Research & Papers

New hardness bounds tighten limits for three allocation problems

A novel dictator test yields improved inapproximability ratios for Nash Social Welfare, budgeted allocation, and GAP.

Deep Dive

Vignesh Viswanathan (the sole author) has posted a paper on arXiv that sharpens the known limits on how well certain allocation problems can be approximated in the worst case, assuming the Unique Games Conjecture (UGC). The three problems studied are: max Nash Social Welfare, maximum Budgeted Allocation, and the Generalized Assignment Problem (GAP). For each, the paper provides a new inapproximability factor—i.e., a number such that achieving a better approximation ratio than that factor is NP-hard under UGC. The improvements, though numerically small, are non-trivial. For Nash Social Welfare, the bound moves from about 1.069 to about 1.0761; for Budgeted Allocation from 1.067 to 1.07; and for GAP from 1.10 to 1.124. The core technical innovation is a novel ``dictator test'' that can separate a dictator from any function that is sufficiently far from a dictator, which may have broader applications in hardness of approximation.

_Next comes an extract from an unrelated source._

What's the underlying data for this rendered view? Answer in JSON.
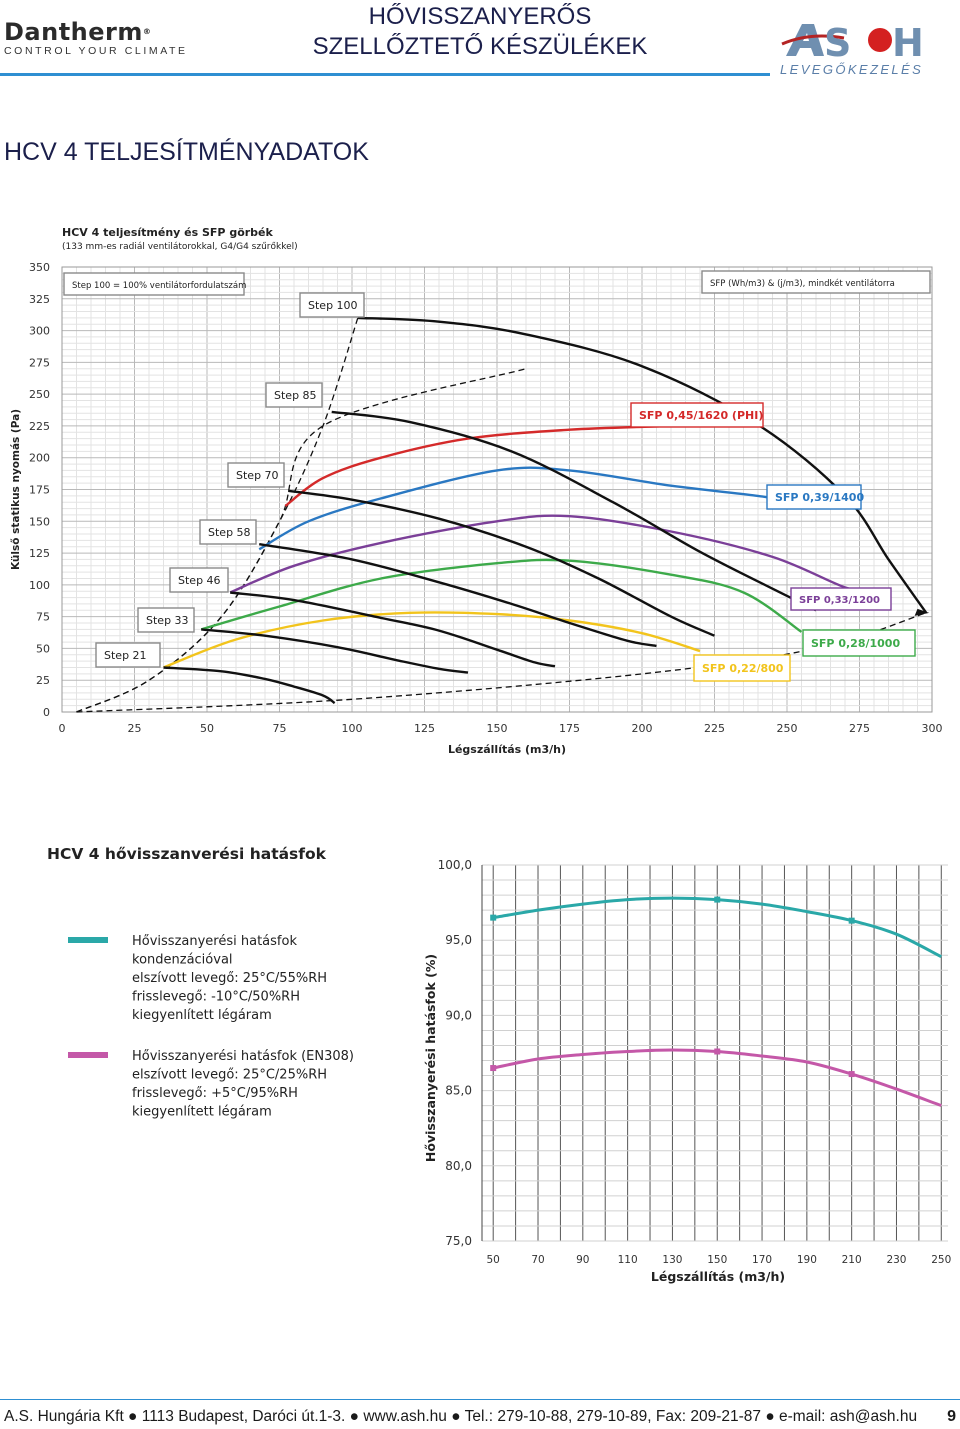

The paper is theoretical and will be presented at EC 2026, a top conference on economics and computation. The results are relevant to researchers in algorithmic game theory, operations research, and theoretical computer science who study fair division, ad auctions, and resource allocation. The gains are incremental but demonstrate that the known approximation algorithms for these problems cannot be improved beyond these new thresholds (unless the Unique Games Conjecture is false). For practitioners, the message is that current polynomial-time algorithms are already near-optimal in the worst-case sense; further substantial improvements would require either relaxing the UGC or focusing on average-case or smoothed analysis.

Key Points
  • For Nash Social Welfare, new inapproximability bound is ∛(81/65) - ε ≈ 1.0761, improved from √(8/7) - ε ≈ 1.069.
  • Maximum Budgeted Allocation bound tightened to 243/227 - ε ≈ 1.07, up from 16/15 - ε ≈ 1.067.
  • Generalized Assignment Problem (GAP) bound now 145/129 - ε ≈ 1.124, improved from 11/10 - ε ≈ 1.10.

Why It Matters

Proves near-optimality of current approximation algorithms for key allocation problems, guiding future research.